My practice focuses on researching historical and contemporary narratives of stereotypes, representation, identity, and heritage through portraiture and vanitas. I make photographs referencing the long history of racial inequality while being modern in their desire to move into the future with honor and grace.
Weary from cultural negativity around Blackness, I felt called to create reverent images of people who look like me. As I began working on The Golden Age (2017), I recognized how uncomfortable I was in art spaces; that in so many non-spoken ways it was obvious we didn’t belong. This pained me as I spent hours in museums admiring the lighting in European Renaissance paintings but feeling how removed the whole experience was from my own reality.
It was important to create work honoring Black culture while addressing how we’ve been mostly omitted from art history. The Harlem Renaissance was our age of enlightenment and I wanted to bring attention to the connections between the two time periods. The Dutch Renaissance arose in Haarlem, Netherlands from the Eighty Years’ War with Spain as the Harlem Renaissance was birthed from the remnants of the Civil War and Great Migration. To pay homage to Harlem Renaissance while recognizing 17th century Dutch portraiture, I named the portraits as saints with a street name or landmark from Harlem as a way to memorialize this time in the midst of gentrification (i.e. Saint Madison, Saint Monroe).

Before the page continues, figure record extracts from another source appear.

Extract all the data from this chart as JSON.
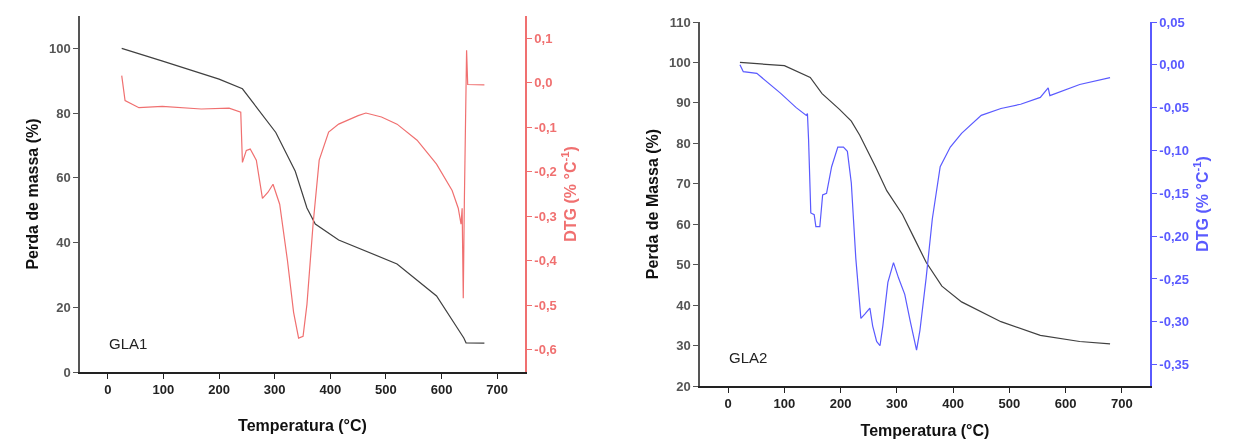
{
  "chart_data": [
    {
      "type": "line",
      "xlabel": "Temperatura (°C)",
      "ylabel": "Perda de massa (%)",
      "y2label": "DTG (% °C$^{-1}$)",
      "annotations": [
        "GLA1"
      ],
      "grid": false,
      "xlim": [
        -50,
        750
      ],
      "xticks": [
        0,
        100,
        200,
        300,
        400,
        500,
        600,
        700
      ],
      "ylim": [
        0,
        110
      ],
      "yticks": [
        0,
        20,
        40,
        60,
        80,
        100
      ],
      "y2lim": [
        -0.65,
        0.15
      ],
      "y2ticks": [
        {
          "value": 0.1,
          "label": "0,1"
        },
        {
          "value": 0,
          "label": "0,0"
        },
        {
          "value": -0.1,
          "label": "-0,1"
        },
        {
          "value": -0.2,
          "label": "-0,2"
        },
        {
          "value": -0.3,
          "label": "-0,3"
        },
        {
          "value": -0.4,
          "label": "-0,4"
        },
        {
          "value": -0.5,
          "label": "-0,5"
        },
        {
          "value": -0.6,
          "label": "-0,6"
        }
      ],
      "series": [
        {
          "color": "#404040",
          "x": [
            25,
            100,
            200,
            242,
            302,
            337,
            358,
            373,
            415,
            520,
            591,
            640,
            644,
            677
          ],
          "values": [
            100,
            96,
            90.5,
            87.5,
            74,
            62,
            50.7,
            45.7,
            40.8,
            33.4,
            23.5,
            10.5,
            9,
            8.9
          ]
        },
        {
          "color": "#f07070",
          "axis": "y2",
          "x": [
            25,
            31,
            56,
            98,
            168,
            218,
            239,
            242,
            249,
            256,
            267,
            278,
            288,
            297,
            309,
            323,
            334,
            343,
            351,
            358,
            369,
            380,
            397,
            415,
            450,
            464,
            492,
            520,
            556,
            591,
            619,
            630,
            635,
            637,
            639,
            641,
            645,
            647,
            677
          ],
          "values": [
            0.016,
            -0.04,
            -0.056,
            -0.053,
            -0.059,
            -0.057,
            -0.066,
            -0.179,
            -0.152,
            -0.149,
            -0.174,
            -0.26,
            -0.246,
            -0.228,
            -0.273,
            -0.4,
            -0.516,
            -0.574,
            -0.57,
            -0.498,
            -0.318,
            -0.174,
            -0.111,
            -0.093,
            -0.074,
            -0.068,
            -0.077,
            -0.093,
            -0.129,
            -0.183,
            -0.242,
            -0.282,
            -0.318,
            -0.282,
            -0.484,
            -0.264,
            0.073,
            -0.004,
            -0.005
          ]
        }
      ]
    },
    {
      "type": "line",
      "xlabel": "Temperatura (°C)",
      "ylabel": "Perda de Massa (%)",
      "y2label": "DTG (% °C$^{-1}$)",
      "annotations": [
        "GLA2"
      ],
      "grid": false,
      "xlim": [
        -50,
        750
      ],
      "xticks": [
        0,
        100,
        200,
        300,
        400,
        500,
        600,
        700
      ],
      "ylim": [
        20,
        110
      ],
      "yticks": [
        20,
        30,
        40,
        50,
        60,
        70,
        80,
        90,
        100,
        110
      ],
      "y2lim": [
        -0.375,
        0.05
      ],
      "y2ticks": [
        {
          "value": 0.05,
          "label": "0,05"
        },
        {
          "value": 0,
          "label": "0,00"
        },
        {
          "value": -0.05,
          "label": "-0,05"
        },
        {
          "value": -0.1,
          "label": "-0,10"
        },
        {
          "value": -0.15,
          "label": "-0,15"
        },
        {
          "value": -0.2,
          "label": "-0,20"
        },
        {
          "value": -0.25,
          "label": "-0,25"
        },
        {
          "value": -0.3,
          "label": "-0,30"
        },
        {
          "value": -0.35,
          "label": "-0,35"
        }
      ],
      "series": [
        {
          "color": "#404040",
          "x": [
            21,
            100,
            146,
            167,
            198,
            219,
            234,
            262,
            282,
            310,
            331,
            352,
            380,
            415,
            485,
            555,
            625,
            679
          ],
          "values": [
            100,
            99.2,
            96.3,
            92.3,
            88.4,
            85.5,
            82,
            74.2,
            68.3,
            62.4,
            56.5,
            50.6,
            44.7,
            40.8,
            35.9,
            32.5,
            31,
            30.4
          ]
        },
        {
          "color": "#5a5aff",
          "axis": "y2",
          "x": [
            21,
            27,
            51,
            93,
            121,
            139,
            141,
            143,
            147,
            153,
            156,
            163,
            168,
            175,
            184,
            195,
            205,
            212,
            219,
            227,
            236,
            243,
            252,
            257,
            264,
            270,
            275,
            284,
            294,
            303,
            314,
            324,
            335,
            341,
            352,
            363,
            377,
            395,
            415,
            450,
            485,
            520,
            555,
            569,
            572,
            625,
            679
          ],
          "values": [
            0,
            -0.008,
            -0.01,
            -0.033,
            -0.05,
            -0.059,
            -0.057,
            -0.087,
            -0.173,
            -0.175,
            -0.189,
            -0.189,
            -0.152,
            -0.15,
            -0.119,
            -0.096,
            -0.096,
            -0.101,
            -0.138,
            -0.226,
            -0.296,
            -0.291,
            -0.284,
            -0.305,
            -0.323,
            -0.328,
            -0.305,
            -0.254,
            -0.231,
            -0.249,
            -0.268,
            -0.3,
            -0.333,
            -0.31,
            -0.249,
            -0.18,
            -0.119,
            -0.096,
            -0.08,
            -0.059,
            -0.051,
            -0.046,
            -0.038,
            -0.027,
            -0.036,
            -0.023,
            -0.015
          ]
        }
      ]
    }
  ]
}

This series is comprised of two archival pigment print sizes (24”x36” and 32”x48”) and has a hand-varnished finished. The varnish adds to the already painterly feel of the prints and allows for each print to be unique. Varnishing also allows the prints to be framed without glass lending an immediacy to the work and inviting the viewer to engage the portraits unguarded. I’m hoping the viewer will feel a sense of vulnerability when viewing these portraits.